Hello folks.  One of the main reasons I asked Jeff to start this group is because it is so hard to get the cuts of meat here that are discussed on the other side of the pond.  It is a terminology thing I beleive.  Other contributing factors were the rationing after WWII and then the "mad cow" scare.  Folks got away from asking for large cuts and then butchers weren't allowed to sell beef on the bone.  Try going to your local butcher and asking for beef ribs. :icon_biggrin:  Things are getting easier now and I hope we as a group can hurry them along.

I am still working on what to order for a chuck roast so if anyone has had some luck please post.  I can now order a brisket from the local butcher or meat wholesaler ( wholesaler is best option IMHO ).  What you ask for is point end of brisket, removed from the bone, untrimmed and with the silverskin removed.  If the butcher doesn't understand silverskin, it's the connective membrane on the bone side of the brisket.  If the silverskin is still attached it won't hurt the brisket like with ribs and can easily be trimmed away after cooking.  Now this won't be a "packer trim" like they get in the states but it's as close as I have gotten.  It is more fatty so you can trim before you smoke if you wish but I just smoke as is and trim when I slice.  As for beef ribs; try asking for untrimmed thick end of rib.  Nice cut of meat for low and slow.  If anyone else has some helpful tips this is the place to post 'em.  Hope this helps.  Keep Smokin!


Edited by KC5TPY - 11/6/13 at 3:09pm
post #2 of 4

Hi Danny,  I am able to get Beef short ribs in U.K . the butchers often call them Jacobs Ladder. Most established butchers will cut chuck roast if you talk to them  early in the week before they break down the fore quarter, as most of them cut it for braising or stewing steak or use it for making their own burgers. May be I'm lucky as I have used the same butcher for over 20 years. He's located in Banbury Oxon.


Bill/ Tabatoe

post #3 of 4
Thread Starter 

Hello Bill.  Great advice.  Will give it a try.  Keep Smokin!


post #4 of 4

The secret is to get to know your local independent butcher - if he sources his meat locally then you are more likely to get the cuts that you want. I have a reasonably local butcher that excellent and I have managed to "educate" to giving me the cuts of meat that I need for BBQ, Unfortunately our most local butcher will not seem to deviate from his standard rolled leg of pork with the layer of plastic fat tied dutifully on top and ribs where he has almost polished the bone cutting the meat off!


Even so good size briskets are often difficult to get hold of here. We seem to butcher our beef much younger/smaller in the UK than in the US and so the briskets can be quite thin. We have a deal where whenever he gets in one that is a good size I get a text from him asking if I want it.

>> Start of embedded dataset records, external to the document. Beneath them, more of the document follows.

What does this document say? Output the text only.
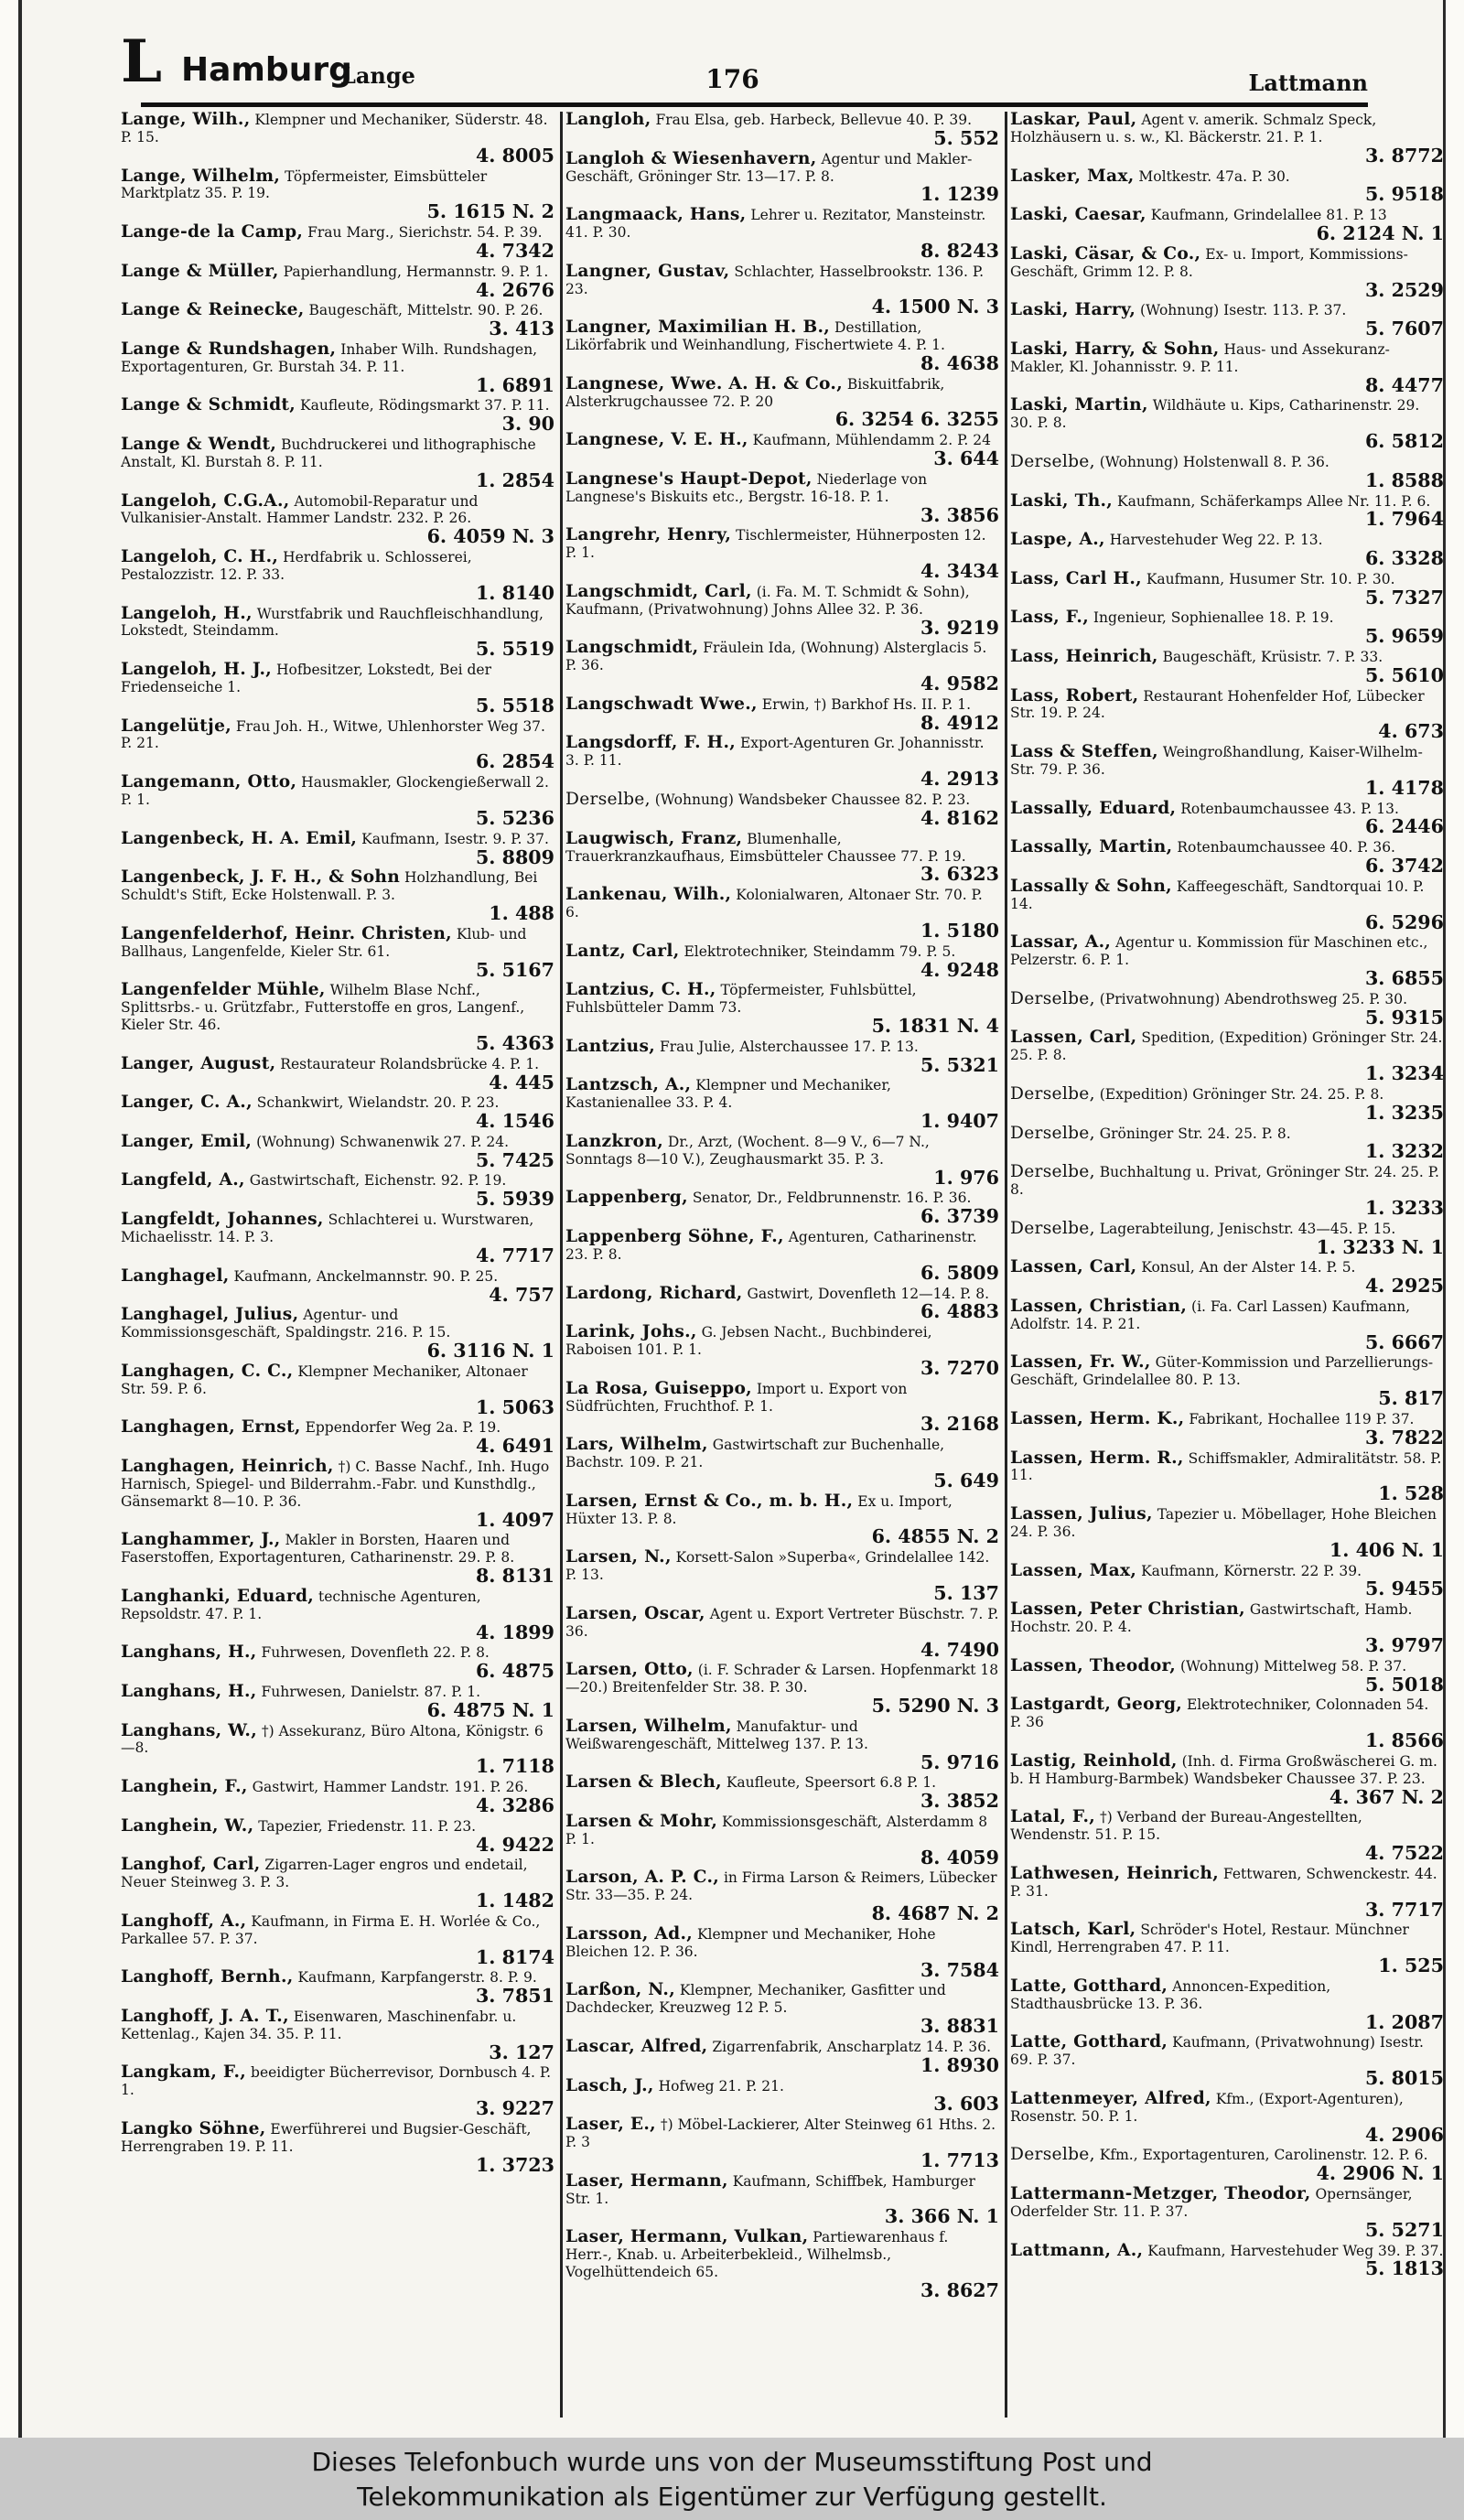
L Hamburg
Lange	176	Lattmann
Lange, Wilh., Klempner und Mechaniker, Süderstr. 48. P. 15.
4. 8005
Lange, Wilhelm, Töpfermeister, Eimsbütteler Marktplatz 35. P. 19.
5. 1615 N. 2
Lange-de la Camp, Frau Marg., Sierichstr. 54. P. 39.
4. 7342
Lange & Müller, Papierhandlung, Hermannstr. 9. P. 1.
4. 2676
Lange & Reinecke, Baugeschäft, Mittelstr. 90. P. 26.
3. 413
Lange & Rundshagen, Inhaber Wilh. Rundshagen, Exportagenturen, Gr. Burstah 34. P. 11.
1. 6891
Lange & Schmidt, Kaufleute, Rödingsmarkt 37. P. 11.
3. 90
Lange & Wendt, Buchdruckerei und lithographische Anstalt, Kl. Burstah 8. P. 11.
1. 2854
Langeloh, C.G.A., Automobil-Reparatur und Vulkanisier-Anstalt. Hammer Landstr. 232. P. 26.
6. 4059 N. 3
Langeloh, C. H., Herdfabrik u. Schlosserei, Pestalozzistr. 12. P. 33.
1. 8140
Langeloh, H., Wurstfabrik und Rauchfleischhandlung, Lokstedt, Steindamm.
5. 5519
Langeloh, H. J., Hofbesitzer, Lokstedt, Bei der Friedenseiche 1.
5. 5518
Langelütje, Frau Joh. H., Witwe, Uhlenhorster Weg 37. P. 21.
6. 2854
Langemann, Otto, Hausmakler, Glockengießerwall 2. P. 1.
5. 5236
Langenbeck, H. A. Emil, Kaufmann, Isestr. 9. P. 37.
5. 8809
Langenbeck, J. F. H., & Sohn Holzhandlung, Bei Schuldt's Stift, Ecke Holstenwall. P. 3.
1. 488
Langenfelderhof, Heinr. Christen, Klub- und Ballhaus, Langenfelde, Kieler Str. 61.
5. 5167
Langenfelder Mühle, Wilhelm Blase Nchf., Splittsrbs.- u. Grützfabr., Futterstoffe en gros, Langenf., Kieler Str. 46.
5. 4363
Langer, August, Restaurateur Rolandsbrücke 4. P. 1.
4. 445
Langer, C. A., Schankwirt, Wielandstr. 20. P. 23.
4. 1546
Langer, Emil, (Wohnung) Schwanenwik 27. P. 24.
5. 7425
Langfeld, A., Gastwirtschaft, Eichenstr. 92. P. 19.
5. 5939
Langfeldt, Johannes, Schlachterei u. Wurstwaren, Michaelisstr. 14. P. 3.
4. 7717
Langhagel, Kaufmann, Anckelmannstr. 90. P. 25.
4. 757
Langhagel, Julius, Agentur- und Kommissionsgeschäft, Spaldingstr. 216. P. 15.
6. 3116 N. 1
Langhagen, C. C., Klempner Mechaniker, Altonaer Str. 59. P. 6.
1. 5063
Langhagen, Ernst, Eppendorfer Weg 2a. P. 19.
4. 6491
Langhagen, Heinrich, †) C. Basse Nachf., Inh. Hugo Harnisch, Spiegel- und Bilderrahm.-Fabr. und Kunsthdlg., Gänsemarkt 8—10. P. 36.
1. 4097
Langhammer, J., Makler in Borsten, Haaren und Faserstoffen, Exportagenturen, Catharinenstr. 29. P. 8.
8. 8131
Langhanki, Eduard, technische Agenturen, Repsoldstr. 47. P. 1.
4. 1899
Langhans, H., Fuhrwesen, Dovenfleth 22. P. 8.
6. 4875
Langhans, H., Fuhrwesen, Danielstr. 87. P. 1.
6. 4875 N. 1
Langhans, W., †) Assekuranz, Büro Altona, Königstr. 6—8.
1. 7118
Langhein, F., Gastwirt, Hammer Landstr. 191. P. 26.
4. 3286
Langhein, W., Tapezier, Friedenstr. 11. P. 23.
4. 9422
Langhof, Carl, Zigarren-Lager engros und endetail, Neuer Steinweg 3. P. 3.
1. 1482
Langhoff, A., Kaufmann, in Firma E. H. Worlée & Co., Parkallee 57. P. 37.
1. 8174
Langhoff, Bernh., Kaufmann, Karpfangerstr. 8. P. 9.
3. 7851
Langhoff, J. A. T., Eisenwaren, Maschinenfabr. u. Kettenlag., Kajen 34. 35. P. 11.
3. 127
Langkam, F., beeidigter Bücherrevisor, Dornbusch 4. P. 1.
3. 9227
Langko Söhne, Ewerführerei und Bugsier-Geschäft, Herrengraben 19. P. 11.
1. 3723
Langloh, Frau Elsa, geb. Harbeck, Bellevue 40. P. 39.
5. 552
Langloh & Wiesenhavern, Agentur und Makler-Geschäft, Gröninger Str. 13—17. P. 8.
1. 1239
Langmaack, Hans, Lehrer u. Rezitator, Mansteinstr. 41. P. 30.
8. 8243
Langner, Gustav, Schlachter, Hasselbrookstr. 136. P. 23.
4. 1500 N. 3
Langner, Maximilian H. B., Destillation, Likörfabrik und Weinhandlung, Fischertwiete 4. P. 1.
8. 4638
Langnese, Wwe. A. H. & Co., Biskuitfabrik, Alsterkrugchaussee 72. P. 20
6. 3254 6. 3255
Langnese, V. E. H., Kaufmann, Mühlendamm 2. P. 24
3. 644
Langnese's Haupt-Depot, Niederlage von Langnese's Biskuits etc., Bergstr. 16-18. P. 1.
3. 3856
Langrehr, Henry, Tischlermeister, Hühnerposten 12. P. 1.
4. 3434
Langschmidt, Carl, (i. Fa. M. T. Schmidt & Sohn), Kaufmann, (Privatwohnung) Johns Allee 32. P. 36.
3. 9219
Langschmidt, Fräulein Ida, (Wohnung) Alsterglacis 5. P. 36.
4. 9582
Langschwadt Wwe., Erwin, †) Barkhof Hs. II. P. 1.
8. 4912
Langsdorff, F. H., Export-Agenturen Gr. Johannisstr. 3. P. 11.
4. 2913
Derselbe, (Wohnung) Wandsbeker Chaussee 82. P. 23.
4. 8162
Laugwisch, Franz, Blumenhalle, Trauerkranzkaufhaus, Eimsbütteler Chaussee 77. P. 19.
3. 6323
Lankenau, Wilh., Kolonialwaren, Altonaer Str. 70. P. 6.
1. 5180
Lantz, Carl, Elektrotechniker, Steindamm 79. P. 5.
4. 9248
Lantzius, C. H., Töpfermeister, Fuhlsbüttel, Fuhlsbütteler Damm 73.
5. 1831 N. 4
Lantzius, Frau Julie, Alsterchaussee 17. P. 13.
5. 5321
Lantzsch, A., Klempner und Mechaniker, Kastanienallee 33. P. 4.
1. 9407
Lanzkron, Dr., Arzt, (Wochent. 8—9 V., 6—7 N., Sonntags 8—10 V.), Zeughausmarkt 35. P. 3.
1. 976
Lappenberg, Senator, Dr., Feldbrunnenstr. 16. P. 36.
6. 3739
Lappenberg Söhne, F., Agenturen, Catharinenstr. 23. P. 8.
6. 5809
Lardong, Richard, Gastwirt, Dovenfleth 12—14. P. 8.
6. 4883
Larink, Johs., G. Jebsen Nacht., Buchbinderei, Raboisen 101. P. 1.
3. 7270
La Rosa, Guiseppo, Import u. Export von Südfrüchten, Fruchthof. P. 1.
3. 2168
Lars, Wilhelm, Gastwirtschaft zur Buchenhalle, Bachstr. 109. P. 21.
5. 649
Larsen, Ernst & Co., m. b. H., Ex u. Import, Hüxter 13. P. 8.
6. 4855 N. 2
Larsen, N., Korsett-Salon »Superba«, Grindelallee 142. P. 13.
5. 137
Larsen, Oscar, Agent u. Export Vertreter Büschstr. 7. P. 36.
4. 7490
Larsen, Otto, (i. F. Schrader & Larsen. Hopfenmarkt 18—20.) Breitenfelder Str. 38. P. 30.
5. 5290 N. 3
Larsen, Wilhelm, Manufaktur- und Weißwarengeschäft, Mittelweg 137. P. 13.
5. 9716
Larsen & Blech, Kaufleute, Speersort 6.8 P. 1.
3. 3852
Larsen & Mohr, Kommissionsgeschäft, Alsterdamm 8 P. 1.
8. 4059
Larson, A. P. C., in Firma Larson & Reimers, Lübecker Str. 33—35. P. 24.
8. 4687 N. 2
Larsson, Ad., Klempner und Mechaniker, Hohe Bleichen 12. P. 36.
3. 7584
Larßon, N., Klempner, Mechaniker, Gasfitter und Dachdecker, Kreuzweg 12 P. 5.
3. 8831
Lascar, Alfred, Zigarrenfabrik, Anscharplatz 14. P. 36.
1. 8930
Lasch, J., Hofweg 21. P. 21.
3. 603
Laser, E., †) Möbel-Lackierer, Alter Steinweg 61 Hths. 2. P. 3
1. 7713
Laser, Hermann, Kaufmann, Schiffbek, Hamburger Str. 1.
3. 366 N. 1
Laser, Hermann, Vulkan, Partiewarenhaus f. Herr.-, Knab. u. Arbeiterbekleid., Wilhelmsb., Vogelhüttendeich 65.
3. 8627
Laskar, Paul, Agent v. amerik. Schmalz Speck, Holzhäusern u. s. w., Kl. Bäckerstr. 21. P. 1.
3. 8772
Lasker, Max, Moltkestr. 47a. P. 30.
5. 9518
Laski, Caesar, Kaufmann, Grindelallee 81. P. 13
6. 2124 N. 1
Laski, Cäsar, & Co., Ex- u. Import, Kommissions-Geschäft, Grimm 12. P. 8.
3. 2529
Laski, Harry, (Wohnung) Isestr. 113. P. 37.
5. 7607
Laski, Harry, & Sohn, Haus- und Assekuranz-Makler, Kl. Johannisstr. 9. P. 11.
8. 4477
Laski, Martin, Wildhäute u. Kips, Catharinenstr. 29. 30. P. 8.
6. 5812
Derselbe, (Wohnung) Holstenwall 8. P. 36.
1. 8588
Laski, Th., Kaufmann, Schäferkamps Allee Nr. 11. P. 6.
1. 7964
Laspe, A., Harvestehuder Weg 22. P. 13.
6. 3328
Lass, Carl H., Kaufmann, Husumer Str. 10. P. 30.
5. 7327
Lass, F., Ingenieur, Sophienallee 18. P. 19.
5. 9659
Lass, Heinrich, Baugeschäft, Krüsistr. 7. P. 33.
5. 5610
Lass, Robert, Restaurant Hohenfelder Hof, Lübecker Str. 19. P. 24.
4. 673
Lass & Steffen, Weingroßhandlung, Kaiser-Wilhelm-Str. 79. P. 36.
1. 4178
Lassally, Eduard, Rotenbaumchaussee 43. P. 13.
6. 2446
Lassally, Martin, Rotenbaumchaussee 40. P. 36.
6. 3742
Lassally & Sohn, Kaffeegeschäft, Sandtorquai 10. P. 14.
6. 5296
Lassar, A., Agentur u. Kommission für Maschinen etc., Pelzerstr. 6. P. 1.
3. 6855
Derselbe, (Privatwohnung) Abendrothsweg 25. P. 30.
5. 9315
Lassen, Carl, Spedition, (Expedition) Gröninger Str. 24. 25. P. 8.
1. 3234
Derselbe, (Expedition) Gröninger Str. 24. 25. P. 8.
1. 3235
Derselbe, Gröninger Str. 24. 25. P. 8.
1. 3232
Derselbe, Buchhaltung u. Privat, Gröninger Str. 24. 25. P. 8.
1. 3233
Derselbe, Lagerabteilung, Jenischstr. 43—45. P. 15.
1. 3233 N. 1
Lassen, Carl, Konsul, An der Alster 14. P. 5.
4. 2925
Lassen, Christian, (i. Fa. Carl Lassen) Kaufmann, Adolfstr. 14. P. 21.
5. 6667
Lassen, Fr. W., Güter-Kommission und Parzellierungs-Geschäft, Grindelallee 80. P. 13.
5. 817
Lassen, Herm. K., Fabrikant, Hochallee 119 P. 37.
3. 7822
Lassen, Herm. R., Schiffsmakler, Admiralitätstr. 58. P. 11.
1. 528
Lassen, Julius, Tapezier u. Möbellager, Hohe Bleichen 24. P. 36.
1. 406 N. 1
Lassen, Max, Kaufmann, Körnerstr. 22 P. 39.
5. 9455
Lassen, Peter Christian, Gastwirtschaft, Hamb. Hochstr. 20. P. 4.
3. 9797
Lassen, Theodor, (Wohnung) Mittelweg 58. P. 37.
5. 5018
Lastgardt, Georg, Elektrotechniker, Colonnaden 54. P. 36
1. 8566
Lastig, Reinhold, (Inh. d. Firma Großwäscherei G. m. b. H Hamburg-Barmbek) Wandsbeker Chaussee 37. P. 23.
4. 367 N. 2
Latal, F., †) Verband der Bureau-Angestellten, Wendenstr. 51. P. 15.
4. 7522
Lathwesen, Heinrich, Fettwaren, Schwenckestr. 44. P. 31.
3. 7717
Latsch, Karl, Schröder's Hotel, Restaur. Münchner Kindl, Herrengraben 47. P. 11.
1. 525
Latte, Gotthard, Annoncen-Expedition, Stadthausbrücke 13. P. 36.
1. 2087
Latte, Gotthard, Kaufmann, (Privatwohnung) Isestr. 69. P. 37.
5. 8015
Lattenmeyer, Alfred, Kfm., (Export-Agenturen), Rosenstr. 50. P. 1.
4. 2906
Derselbe, Kfm., Exportagenturen, Carolinenstr. 12. P. 6.
4. 2906 N. 1
Lattermann-Metzger, Theodor, Opernsänger, Oderfelder Str. 11. P. 37.
5. 5271
Lattmann, A., Kaufmann, Harvestehuder Weg 39. P. 37.
5. 1813
Dieses Telefonbuch wurde uns von der Museumsstiftung Post und
Telekommunikation als Eigentümer zur Verfügung gestellt.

I always like to trim my own briskets and I cut off ALL of the fat and the silverskin. A very sharp knife is essential for that and it can take 30-40 minutes to do. In the end I probably end up with a 25% reduction in weight from purchase to smoker though. The fat I discard but any meat off-cuts or flaps get cooked seperately and then used for "burnt ends". I am not sure what others think but I find the fat on brisket is usually very unpalatable when cooked and always looks unappetising.


Pork ribs from my preferred butcher usually look more like a rack of small chops and I usually get to see him cut them.


Getting to know your local butcher is priceless. When you find a good one invest some time in chatting with him/her so they understand what you are trying to do. Also, if there is a batch that you are especially proud of, take them in a sample to try.


Prices will not usually appear to be as low as in a supermarket however you will not usually find what you want in a supermarket either. Where I find the invisible savings come in is when after you have been chatting for a while and they hand you the bag of meat saying something like "that is £26.50 - Oh call it £25" Thumbs Up. How often do you hear that in a supermarket?